Forest foes

By Joshua D. Granite
Flapjack Chronicle

The tall trees and trickling streams of Humboldt County appear tame but danger is always a possibility.  Miquan Johnson, 17, an environmental engineer major, is afraid to venture through Arcata’s community forest.

“I definitely won’t go into the forest late at night when I see raccoons and other shit,” Johnson said. “I’m not trying to get attacked by whatever is in there, and I know something is in there.” 

One reason for fear could be an animal attack, such as the one that occurred in Prairie Creek Redwood State Park on Jan. 24, 2007. Then 70, Jim Hamm was attacked by a cougar as he and his wife were hiking. His wife, Nell Hamm, then 65, fought the cougar away to save her husband.

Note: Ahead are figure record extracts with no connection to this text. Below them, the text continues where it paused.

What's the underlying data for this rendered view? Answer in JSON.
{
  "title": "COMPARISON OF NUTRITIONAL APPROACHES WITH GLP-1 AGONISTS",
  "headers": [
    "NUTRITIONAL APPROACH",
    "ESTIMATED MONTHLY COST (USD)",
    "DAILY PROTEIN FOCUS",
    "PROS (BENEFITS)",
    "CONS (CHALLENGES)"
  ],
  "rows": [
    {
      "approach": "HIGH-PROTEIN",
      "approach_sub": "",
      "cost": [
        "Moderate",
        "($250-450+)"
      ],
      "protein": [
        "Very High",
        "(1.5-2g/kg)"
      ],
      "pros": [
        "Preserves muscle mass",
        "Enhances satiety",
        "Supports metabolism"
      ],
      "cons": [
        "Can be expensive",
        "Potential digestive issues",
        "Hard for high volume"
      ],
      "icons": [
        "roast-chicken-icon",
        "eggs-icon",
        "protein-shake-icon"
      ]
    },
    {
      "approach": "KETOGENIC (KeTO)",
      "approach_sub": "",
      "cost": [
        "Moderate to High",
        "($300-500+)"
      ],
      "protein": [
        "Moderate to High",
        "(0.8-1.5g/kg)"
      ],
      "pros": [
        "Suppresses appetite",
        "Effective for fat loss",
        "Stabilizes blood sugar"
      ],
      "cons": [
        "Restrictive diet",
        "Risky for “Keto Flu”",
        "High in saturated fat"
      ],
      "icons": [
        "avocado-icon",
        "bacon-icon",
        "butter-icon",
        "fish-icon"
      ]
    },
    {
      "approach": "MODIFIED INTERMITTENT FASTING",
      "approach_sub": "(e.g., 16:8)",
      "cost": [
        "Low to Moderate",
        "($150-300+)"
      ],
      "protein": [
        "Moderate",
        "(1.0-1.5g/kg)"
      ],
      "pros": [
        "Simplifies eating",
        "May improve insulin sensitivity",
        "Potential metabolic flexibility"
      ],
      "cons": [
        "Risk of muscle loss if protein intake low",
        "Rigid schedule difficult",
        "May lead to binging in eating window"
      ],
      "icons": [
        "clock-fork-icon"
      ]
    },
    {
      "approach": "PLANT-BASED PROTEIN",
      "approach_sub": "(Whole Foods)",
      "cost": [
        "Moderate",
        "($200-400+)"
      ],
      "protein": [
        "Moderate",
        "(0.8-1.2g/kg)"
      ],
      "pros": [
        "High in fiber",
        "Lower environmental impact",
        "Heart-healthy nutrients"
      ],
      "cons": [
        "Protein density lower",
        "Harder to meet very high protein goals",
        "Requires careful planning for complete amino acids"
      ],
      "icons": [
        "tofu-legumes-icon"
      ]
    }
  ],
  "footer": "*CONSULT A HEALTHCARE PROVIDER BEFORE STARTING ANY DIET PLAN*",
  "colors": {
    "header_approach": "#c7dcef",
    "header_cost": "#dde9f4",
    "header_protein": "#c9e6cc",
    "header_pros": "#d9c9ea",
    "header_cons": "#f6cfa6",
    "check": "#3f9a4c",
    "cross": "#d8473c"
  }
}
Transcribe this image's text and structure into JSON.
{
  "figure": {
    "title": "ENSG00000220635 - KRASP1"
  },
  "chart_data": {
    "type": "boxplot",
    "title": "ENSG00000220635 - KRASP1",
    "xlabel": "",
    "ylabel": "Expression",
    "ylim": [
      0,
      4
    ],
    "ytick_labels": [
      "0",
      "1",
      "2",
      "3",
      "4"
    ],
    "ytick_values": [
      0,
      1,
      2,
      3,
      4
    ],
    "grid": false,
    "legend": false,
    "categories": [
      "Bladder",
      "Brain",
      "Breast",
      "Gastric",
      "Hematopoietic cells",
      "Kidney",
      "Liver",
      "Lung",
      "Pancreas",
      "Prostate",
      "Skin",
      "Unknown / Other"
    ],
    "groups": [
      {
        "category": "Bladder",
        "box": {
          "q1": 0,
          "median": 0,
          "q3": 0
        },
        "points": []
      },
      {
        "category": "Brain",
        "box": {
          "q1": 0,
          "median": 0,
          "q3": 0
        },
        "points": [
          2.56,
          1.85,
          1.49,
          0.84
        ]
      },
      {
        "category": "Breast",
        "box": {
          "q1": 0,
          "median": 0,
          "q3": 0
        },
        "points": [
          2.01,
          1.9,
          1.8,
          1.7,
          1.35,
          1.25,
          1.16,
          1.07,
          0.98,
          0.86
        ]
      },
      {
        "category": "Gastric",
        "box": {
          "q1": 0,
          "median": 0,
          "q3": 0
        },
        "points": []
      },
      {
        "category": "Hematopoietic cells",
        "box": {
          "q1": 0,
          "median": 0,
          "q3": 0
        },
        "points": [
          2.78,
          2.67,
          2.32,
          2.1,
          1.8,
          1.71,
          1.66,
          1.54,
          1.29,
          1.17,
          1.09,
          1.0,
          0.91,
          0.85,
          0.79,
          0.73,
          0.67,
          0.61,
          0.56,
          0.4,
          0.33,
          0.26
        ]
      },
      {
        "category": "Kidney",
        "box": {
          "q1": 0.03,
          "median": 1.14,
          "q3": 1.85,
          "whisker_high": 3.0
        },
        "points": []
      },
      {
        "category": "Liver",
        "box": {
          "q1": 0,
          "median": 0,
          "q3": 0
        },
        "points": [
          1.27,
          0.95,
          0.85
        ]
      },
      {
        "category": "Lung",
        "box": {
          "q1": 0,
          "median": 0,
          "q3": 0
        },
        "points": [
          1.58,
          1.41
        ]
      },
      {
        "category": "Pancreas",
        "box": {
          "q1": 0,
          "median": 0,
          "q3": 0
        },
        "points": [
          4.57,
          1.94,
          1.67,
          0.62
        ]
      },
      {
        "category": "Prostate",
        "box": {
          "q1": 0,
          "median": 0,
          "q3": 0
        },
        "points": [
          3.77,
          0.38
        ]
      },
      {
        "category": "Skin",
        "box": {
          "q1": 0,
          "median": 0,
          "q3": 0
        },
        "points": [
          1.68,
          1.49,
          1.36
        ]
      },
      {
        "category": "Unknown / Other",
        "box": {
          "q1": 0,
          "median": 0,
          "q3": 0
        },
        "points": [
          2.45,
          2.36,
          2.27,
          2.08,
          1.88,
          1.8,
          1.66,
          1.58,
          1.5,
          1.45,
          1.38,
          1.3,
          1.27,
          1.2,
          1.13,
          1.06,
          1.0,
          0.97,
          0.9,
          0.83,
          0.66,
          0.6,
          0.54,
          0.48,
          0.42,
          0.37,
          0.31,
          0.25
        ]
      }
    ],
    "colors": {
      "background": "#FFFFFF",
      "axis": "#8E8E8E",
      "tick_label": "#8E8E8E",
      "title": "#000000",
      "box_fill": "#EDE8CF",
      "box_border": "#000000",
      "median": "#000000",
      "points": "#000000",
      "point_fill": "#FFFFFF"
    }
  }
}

In an interview with the North Coast Journal following the attack, Nell Hamm warned the public to take precautions when hiking. “Don’t ever hike alone,” Hamm said. “Jim and I, if either of us had been alone that day we would not be alive.”

The cougar, or mountain lion, is a stalk and ambush type hunter. The cat primarily hunts big game: deer, elk, moose, and big horned sheep. In fact, according to the California Department of Fish and Game’s records, there is an average of one cougar attack per year.

The attack of Hamm, though shocking, can be easily described as out of the ordinary. According to CDC statistics, a person living in the United States is 75 times more likely to die from choking on a toothpick than by being attacked by a mountain lion.

Wildlife experts say that if you encounter a cougar, try to convince it that you are not prey and that you may be dangerous by making yourself seem larger. Do not crouch down, as this may trigger a pounce response from the cougar. If the cougar holds its ground, don’t turn your back – wave your arms and shout to be louder. If you can, back slowly away and return to your vehicle or shelter. Throw sticks or stones at the cougar if it starts coming towards you. If it attacks you, fight for dear life.

When asked about a hypothetical attack from a cougar, Johnson said that he would kick it.

“If it’s [a cougar] too big, I’d run to find the closest weapon because you can’t outrun it, you’d have to fight it hand-to-hand,” Johnson said.

The biggest threat that small critters pose to humans is the threat of rabies.

“Rabies is a cynical disease, and we tend to have small problems all over the state that pop up over the course of time,” disease biologist Shannon Chaneler of California Wildlife Services said.

Though not fatal, the spray from a skunk can ruin your day. The pungent aroma can be cured with a number of home remedies that are easily found in a Google search.